独占試写会では上映後、中東ジャーナリストの川上泰徳氏(左)とライターのISO氏のトークショーが行われた

ISO氏は、川上氏の『壁の外側と内側』を見て驚いたのは「『普通のイスラエル人』がパレスチナ人のことをどう見ているかという部分」だったと振り返りつつ、「SNSでこれだけガザ地区の惨状が拡散されているなか、ヒンド・ラジャブ事件についてイスラエル国内ではどのように受け止められているのか?」と川上氏に問いかけた。

川上氏は「イスラエル人のほとんどが、パレスチナで何が起こっているかを知りません」と自身の取材を踏まえて語る。

「ハマスによる越境攻撃があって1000人以上(のイスラエル人が)が亡くなったことは知っている。でもその後、イスラエル軍がガザを攻撃して多くの子供が亡くなっているという事実を、数字以上の実感としては知らない。今回取材をする中でも、壁の向こうのガザで起こっていることについて『そんなに何も知らないの?』と驚くほどだった」

「情報化社会といわれる現代で、それほど隣の状況が伝わらないというのはなかなか考えづらいが」と驚きを隠せないISO氏に対し、川上氏は今のSNS社会は選択的なので、自分たちが知りたくない情報は自分で排除できてしまう。それを痛感する」と説明した。

ガザを伝える上で映画が果たせる役割

ISO氏は映画の制作手法について、「ヒンドさんの姿を映像で再現することもできたはずなのにそれを選ばず、救助にあたる赤新月社の人たちがいかに命がけで、強いストレスの中で救出活動をしているかに焦点を当てている。それによりこの出来事を消費的にせず、より広く伝えることに成功していると思う」と語った。

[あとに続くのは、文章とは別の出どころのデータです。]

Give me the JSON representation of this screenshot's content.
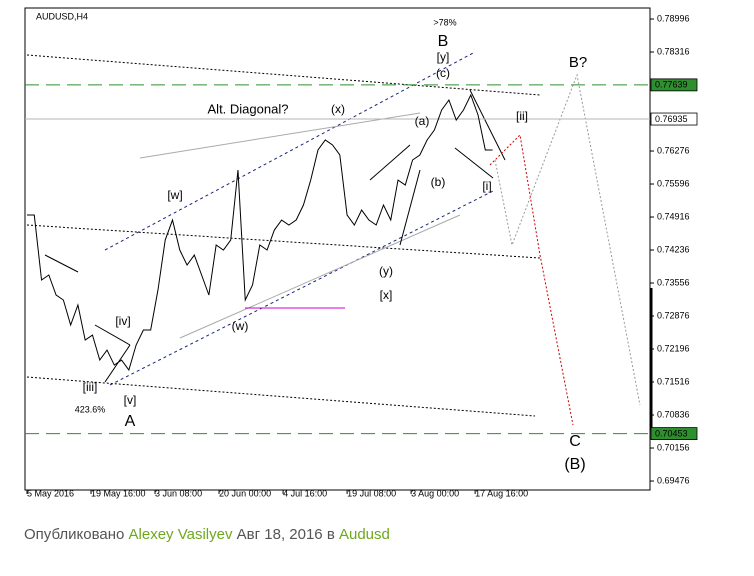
{
  "chart_data": {
    "type": "line",
    "title": "AUDUSD,H4",
    "x": [
      0,
      10,
      20,
      30,
      40,
      50,
      60,
      70,
      80,
      90,
      100,
      110,
      120,
      130,
      140,
      150,
      160,
      170,
      180,
      190,
      200,
      210,
      220,
      230,
      240,
      250,
      260,
      270,
      280,
      290,
      300,
      310,
      320,
      330,
      340,
      350,
      360,
      370,
      380,
      390,
      400,
      410,
      420,
      430,
      440,
      450,
      460,
      470,
      480,
      490,
      500,
      510,
      520,
      530,
      540,
      550,
      560,
      570,
      580,
      590,
      600,
      610,
      620,
      630,
      640
    ],
    "series": [
      {
        "color": "#000000",
        "values": [
          0.74957,
          0.74957,
          0.73618,
          0.73721,
          0.73309,
          0.73206,
          0.72691,
          0.73103,
          0.72381,
          0.72484,
          0.71969,
          0.72175,
          0.71866,
          0.71969,
          0.71763,
          0.72278,
          0.72588,
          0.72588,
          0.73412,
          0.74442,
          0.74854,
          0.74236,
          0.73927,
          0.74133,
          0.73721,
          0.73309,
          0.74339,
          0.74236,
          0.74442,
          0.75884,
          0.73206,
          0.73515,
          0.74339,
          0.74236,
          0.74648,
          0.74854,
          0.74751,
          0.74854,
          0.75163,
          0.75678,
          0.76297,
          0.76503,
          0.764,
          0.76194,
          0.74957,
          0.74751,
          0.7506,
          0.74854,
          0.74751,
          0.75163,
          0.74854,
          0.75678,
          0.75575,
          0.76091,
          0.76194,
          0.76503,
          0.76709,
          0.77121,
          0.77327,
          0.76915,
          0.77121,
          0.7743,
          0.77018,
          0.76297,
          0.76297
        ]
      }
    ],
    "xlim": [
      0,
      855
    ],
    "xticks": [
      {
        "value": 0,
        "label": "5 May 2016"
      },
      {
        "value": 88,
        "label": "19 May 16:00"
      },
      {
        "value": 176,
        "label": "3 Jun 08:00"
      },
      {
        "value": 264,
        "label": "20 Jun 00:00"
      },
      {
        "value": 352,
        "label": "4 Jul 16:00"
      },
      {
        "value": 440,
        "label": "19 Jul 08:00"
      },
      {
        "value": 528,
        "label": "3 Aug 00:00"
      },
      {
        "value": 616,
        "label": "17 Aug 16:00"
      }
    ],
    "ylim": [
      0.69291,
      0.79223
    ],
    "yticks": [
      0.78996,
      0.78316,
      0.76276,
      0.75596,
      0.74916,
      0.74236,
      0.73556,
      0.72876,
      0.72196,
      0.71516,
      0.70836,
      0.70156,
      0.69476
    ],
    "levels": [
      {
        "value": 0.77639,
        "color": "#2f8f2f",
        "style": "dashed"
      },
      {
        "value": 0.76935,
        "color": "#b4b4b4",
        "style": "solid"
      },
      {
        "value": 0.70453,
        "color": "#2f8f2f",
        "style": "dashed"
      }
    ],
    "annotations": [
      {
        "text": ">78%",
        "color": "#1a237e"
      },
      {
        "text": "B",
        "color": "#8b1a1a"
      },
      {
        "text": "[y]",
        "color": "#2e8b2e"
      },
      {
        "text": "(c)",
        "color": "#1a237e"
      },
      {
        "text": "B?",
        "color": "#808080"
      },
      {
        "text": "[ii]",
        "color": "#2e8b2e"
      },
      {
        "text": "Alt. Diagonal?",
        "color": "#9a9a9a"
      },
      {
        "text": "(x)",
        "color": "#1a237e"
      },
      {
        "text": "(a)",
        "color": "#1a237e"
      },
      {
        "text": "[w]",
        "color": "#2e8b2e"
      },
      {
        "text": "(b)",
        "color": "#1a237e"
      },
      {
        "text": "[i]",
        "color": "#2e8b2e"
      },
      {
        "text": "(y)",
        "color": "#1a237e"
      },
      {
        "text": "[x]",
        "color": "#2e8b2e"
      },
      {
        "text": "[iv]",
        "color": "#2e8b2e"
      },
      {
        "text": "(w)",
        "color": "#1a237e"
      },
      {
        "text": "[iii]",
        "color": "#2e8b2e"
      },
      {
        "text": "423.6%",
        "color": "#1a237e"
      },
      {
        "text": "[v]",
        "color": "#2e8b2e"
      },
      {
        "text": "A",
        "color": "#c0141a"
      },
      {
        "text": "C",
        "color": "#8b1a1a"
      },
      {
        "text": "(B)",
        "color": "#1a237e"
      }
    ]
  },
  "footer": {
    "prefix": "Опубликовано",
    "author": "Alexey Vasilyev",
    "date": "Авг 18, 2016",
    "in": "в",
    "idea": "Audusd"
  }
}
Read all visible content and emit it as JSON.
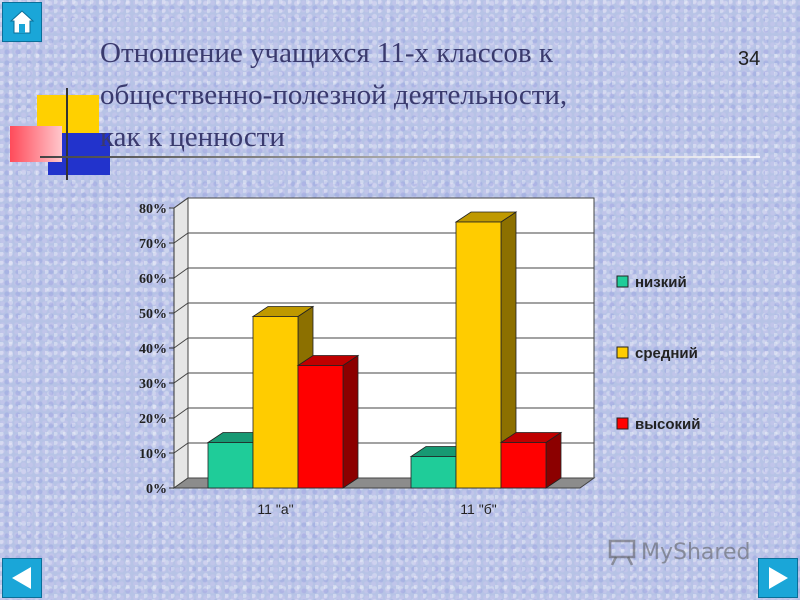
{
  "slide": {
    "title_lines": [
      "Отношение учащихся 11-х классов к",
      "общественно-полезной деятельности,",
      "как к ценности"
    ],
    "page_number": "34"
  },
  "nav": {
    "home_icon": "home-icon",
    "prev_icon": "arrow-left-icon",
    "next_icon": "arrow-right-icon"
  },
  "watermark": {
    "text": "MyShared"
  },
  "colors": {
    "nav": "#1aa6d8",
    "low": "#1fcc99",
    "medium": "#ffcc00",
    "high": "#ff0000"
  },
  "chart_data": {
    "type": "bar",
    "categories": [
      "11 \"а\"",
      "11 \"б\""
    ],
    "series": [
      {
        "name": "низкий",
        "values": [
          13,
          9
        ],
        "color": "#1fcc99"
      },
      {
        "name": "средний",
        "values": [
          49,
          76
        ],
        "color": "#ffcc00"
      },
      {
        "name": "высокий",
        "values": [
          35,
          13
        ],
        "color": "#ff0000"
      }
    ],
    "ytick_labels": [
      "0%",
      "10%",
      "20%",
      "30%",
      "40%",
      "50%",
      "60%",
      "70%",
      "80%"
    ],
    "ylim": [
      0,
      80
    ],
    "grid": true,
    "legend_position": "right",
    "style": "3d"
  }
}
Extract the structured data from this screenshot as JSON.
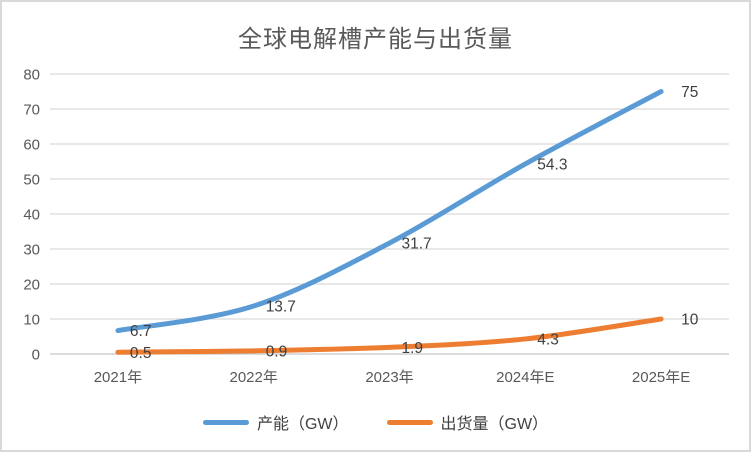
{
  "chart_data": {
    "type": "line",
    "title": "全球电解槽产能与出货量",
    "categories": [
      "2021年",
      "2022年",
      "2023年",
      "2024年E",
      "2025年E"
    ],
    "series": [
      {
        "name": "产能（GW）",
        "color": "#5B9BD5",
        "values": [
          6.7,
          13.7,
          31.7,
          54.3,
          75
        ]
      },
      {
        "name": "出货量（GW）",
        "color": "#ED7D31",
        "values": [
          0.5,
          0.9,
          1.9,
          4.3,
          10
        ]
      }
    ],
    "ylim": [
      0,
      80
    ],
    "yticks": [
      0,
      10,
      20,
      30,
      40,
      50,
      60,
      70,
      80
    ],
    "grid": true,
    "smooth": true,
    "legend_position": "bottom",
    "data_labels_position": "right",
    "colors": {
      "grid": "#D9D9D9",
      "axis": "#C6C6C6",
      "frame_border": "#D9D9D9",
      "tick_text": "#595959",
      "title_text": "#595959",
      "data_label_text": "#404040"
    }
  }
}
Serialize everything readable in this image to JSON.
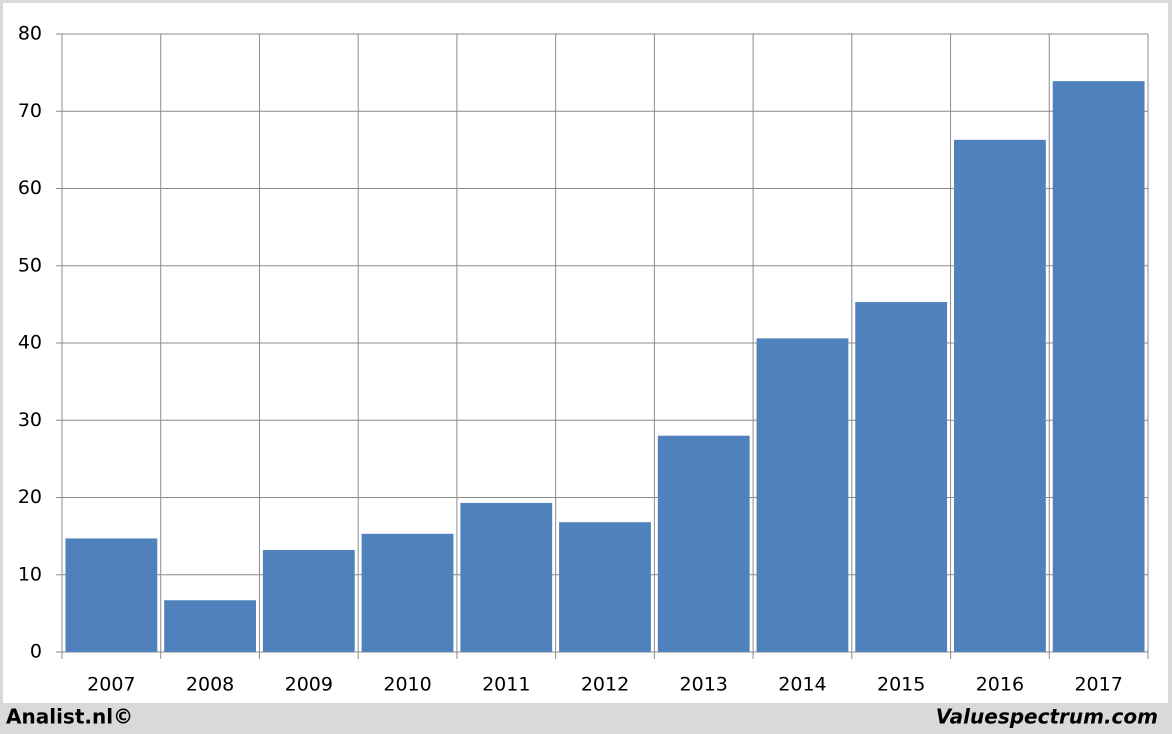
{
  "chart_data": {
    "type": "bar",
    "categories": [
      "2007",
      "2008",
      "2009",
      "2010",
      "2011",
      "2012",
      "2013",
      "2014",
      "2015",
      "2016",
      "2017"
    ],
    "values": [
      14.7,
      6.7,
      13.2,
      15.3,
      19.3,
      16.8,
      28.0,
      40.6,
      45.3,
      66.3,
      73.9
    ],
    "color": "#4f81bd",
    "ylim": [
      0,
      80
    ],
    "yticks": [
      0,
      10,
      20,
      30,
      40,
      50,
      60,
      70,
      80
    ],
    "grid": true,
    "credit_left": "Analist.nl©",
    "credit_right": "Valuespectrum.com"
  }
}
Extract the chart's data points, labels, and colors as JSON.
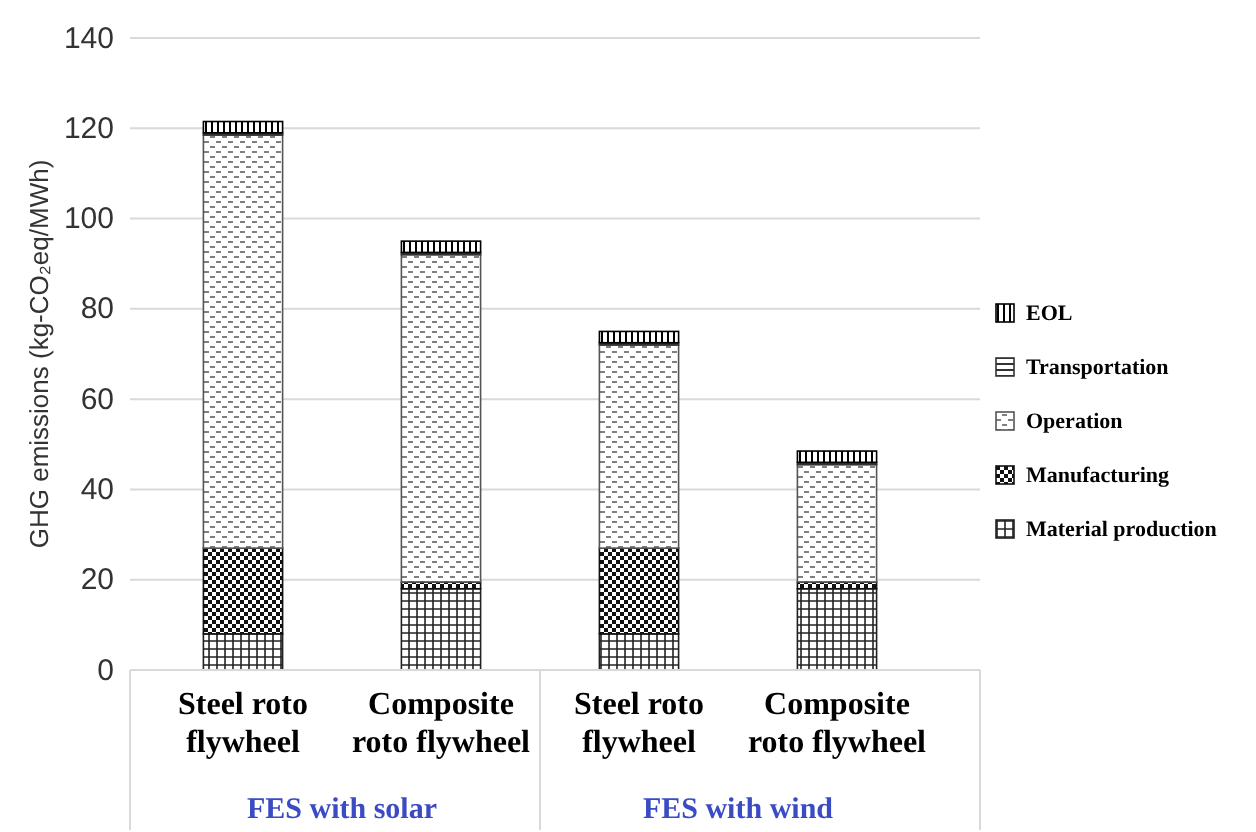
{
  "chart_data": {
    "type": "bar",
    "stacked": true,
    "ylabel": "GHG emissions (kg-CO₂eq/MWh)",
    "categories": [
      "Steel roto flywheel",
      "Composite roto flywheel",
      "Steel roto flywheel",
      "Composite roto flywheel"
    ],
    "series": [
      {
        "name": "Material production",
        "color": "#222222",
        "values": [
          8,
          18,
          8,
          18
        ]
      },
      {
        "name": "Manufacturing",
        "color": "#111111",
        "values": [
          19,
          1.5,
          19,
          1.5
        ]
      },
      {
        "name": "Operation",
        "color": "#555555",
        "values": [
          91.5,
          72.5,
          45,
          26
        ]
      },
      {
        "name": "Transportation",
        "color": "#333333",
        "values": [
          0.5,
          0.5,
          0.5,
          0.5
        ]
      },
      {
        "name": "EOL",
        "color": "#000000",
        "values": [
          2.5,
          2.5,
          2.5,
          2.5
        ]
      }
    ],
    "ylim": [
      0,
      140
    ],
    "yticks": [
      0,
      20,
      40,
      60,
      80,
      100,
      120,
      140
    ],
    "grid": "y",
    "legend": "right",
    "annotations": [
      "FES with solar",
      "FES with wind"
    ]
  }
}
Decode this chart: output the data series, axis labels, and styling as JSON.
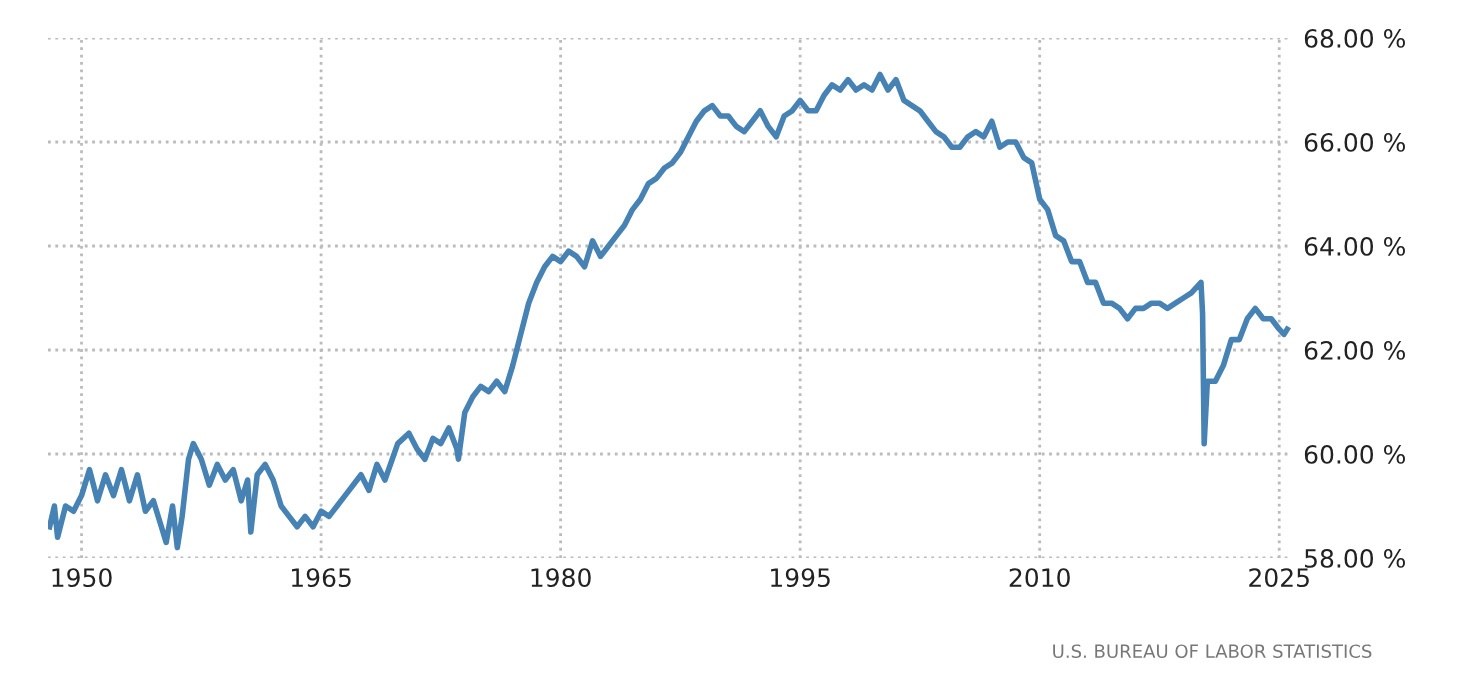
{
  "chart_data": {
    "type": "line",
    "x": [
      1948.0,
      1948.3,
      1948.5,
      1949,
      1949.5,
      1950,
      1950.5,
      1951,
      1951.5,
      1952,
      1952.5,
      1953,
      1953.5,
      1954,
      1954.5,
      1955,
      1955.3,
      1955.7,
      1956,
      1956.3,
      1956.7,
      1957,
      1957.5,
      1958,
      1958.5,
      1959,
      1959.5,
      1960,
      1960.4,
      1960.6,
      1961,
      1961.5,
      1962,
      1962.5,
      1963,
      1963.5,
      1964,
      1964.5,
      1965,
      1965.5,
      1966,
      1966.5,
      1967,
      1967.5,
      1968,
      1968.5,
      1969,
      1969.8,
      1970.5,
      1971,
      1971.5,
      1972,
      1972.5,
      1973,
      1973.5,
      1973.6,
      1974,
      1974.5,
      1975,
      1975.5,
      1976,
      1976.5,
      1977,
      1977.5,
      1978,
      1978.5,
      1979,
      1979.5,
      1980,
      1980.5,
      1981,
      1981.5,
      1982,
      1982.5,
      1983,
      1983.5,
      1984,
      1984.5,
      1985,
      1985.5,
      1986,
      1986.5,
      1987,
      1987.5,
      1988,
      1988.5,
      1989,
      1989.5,
      1990,
      1990.5,
      1991,
      1991.5,
      1992,
      1992.5,
      1993,
      1993.5,
      1994,
      1994.5,
      1995,
      1995.5,
      1996,
      1996.5,
      1997,
      1997.5,
      1998,
      1998.5,
      1999,
      1999.5,
      2000,
      2000.5,
      2001,
      2001.5,
      2002,
      2002.5,
      2003,
      2003.5,
      2004,
      2004.5,
      2005,
      2005.5,
      2006,
      2006.5,
      2007,
      2007.5,
      2008,
      2008.5,
      2009,
      2009.5,
      2010,
      2010.5,
      2011,
      2011.5,
      2012,
      2012.5,
      2013,
      2013.5,
      2014,
      2014.5,
      2015,
      2015.5,
      2016,
      2016.5,
      2017,
      2017.5,
      2018,
      2018.5,
      2019,
      2019.5,
      2020.1,
      2020.2,
      2020.3,
      2020.5,
      2021,
      2021.5,
      2022,
      2022.5,
      2023,
      2023.5,
      2024,
      2024.5,
      2025,
      2025.3,
      2025.5
    ],
    "series": [
      {
        "color": "#4682b4",
        "values": [
          58.6,
          59.0,
          58.4,
          59.0,
          58.9,
          59.2,
          59.7,
          59.1,
          59.6,
          59.2,
          59.7,
          59.1,
          59.6,
          58.9,
          59.1,
          58.6,
          58.3,
          59.0,
          58.2,
          58.8,
          59.9,
          60.2,
          59.9,
          59.4,
          59.8,
          59.5,
          59.7,
          59.1,
          59.5,
          58.5,
          59.6,
          59.8,
          59.5,
          59.0,
          58.8,
          58.6,
          58.8,
          58.6,
          58.9,
          58.8,
          59.0,
          59.2,
          59.4,
          59.6,
          59.3,
          59.8,
          59.5,
          60.2,
          60.4,
          60.1,
          59.9,
          60.3,
          60.2,
          60.5,
          60.1,
          59.9,
          60.8,
          61.1,
          61.3,
          61.2,
          61.4,
          61.2,
          61.7,
          62.3,
          62.9,
          63.3,
          63.6,
          63.8,
          63.7,
          63.9,
          63.8,
          63.6,
          64.1,
          63.8,
          64.0,
          64.2,
          64.4,
          64.7,
          64.9,
          65.2,
          65.3,
          65.5,
          65.6,
          65.8,
          66.1,
          66.4,
          66.6,
          66.7,
          66.5,
          66.5,
          66.3,
          66.2,
          66.4,
          66.6,
          66.3,
          66.1,
          66.5,
          66.6,
          66.8,
          66.6,
          66.6,
          66.9,
          67.1,
          67.0,
          67.2,
          67.0,
          67.1,
          67.0,
          67.3,
          67.0,
          67.2,
          66.8,
          66.7,
          66.6,
          66.4,
          66.2,
          66.1,
          65.9,
          65.9,
          66.1,
          66.2,
          66.1,
          66.4,
          65.9,
          66.0,
          66.0,
          65.7,
          65.6,
          64.9,
          64.7,
          64.2,
          64.1,
          63.7,
          63.7,
          63.3,
          63.3,
          62.9,
          62.9,
          62.8,
          62.6,
          62.8,
          62.8,
          62.9,
          62.9,
          62.8,
          62.9,
          63.0,
          63.1,
          63.3,
          62.7,
          60.2,
          61.4,
          61.4,
          61.7,
          62.2,
          62.2,
          62.6,
          62.8,
          62.6,
          62.6,
          62.4,
          62.3,
          62.4
        ]
      }
    ],
    "xlim": [
      1947.9,
      2025.8
    ],
    "xticks": [
      1950,
      1965,
      1980,
      1995,
      2010,
      2025
    ],
    "ylim": [
      58,
      68
    ],
    "yticks": [
      {
        "value": 58,
        "label": "58.00 %"
      },
      {
        "value": 60,
        "label": "60.00 %"
      },
      {
        "value": 62,
        "label": "62.00 %"
      },
      {
        "value": 64,
        "label": "64.00 %"
      },
      {
        "value": 66,
        "label": "66.00 %"
      },
      {
        "value": 68,
        "label": "68.00 %"
      }
    ],
    "grid": true,
    "line_style": "solid",
    "annotations": [
      "U.S. BUREAU OF LABOR STATISTICS"
    ]
  }
}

これに対して川上氏は、昨年公開されたドキュメンタリー映画『手に魂を込め、歩いてみれば』を例に挙げる。

この映画は、パリにいる監督が携帯電話越しにガザにいる女性ジャーナリストとやり取りする様子を捉えており、ガザの破壊そのものは焦点になっていない。

「私の作品でもそうだが、ガザでの悲惨な状況はニュースやSNSで皆知っているから、それを出してしまうと思考が止まってしまう。そこに至る過程をどう描くかは、映画だからこそできることだ」と説明する。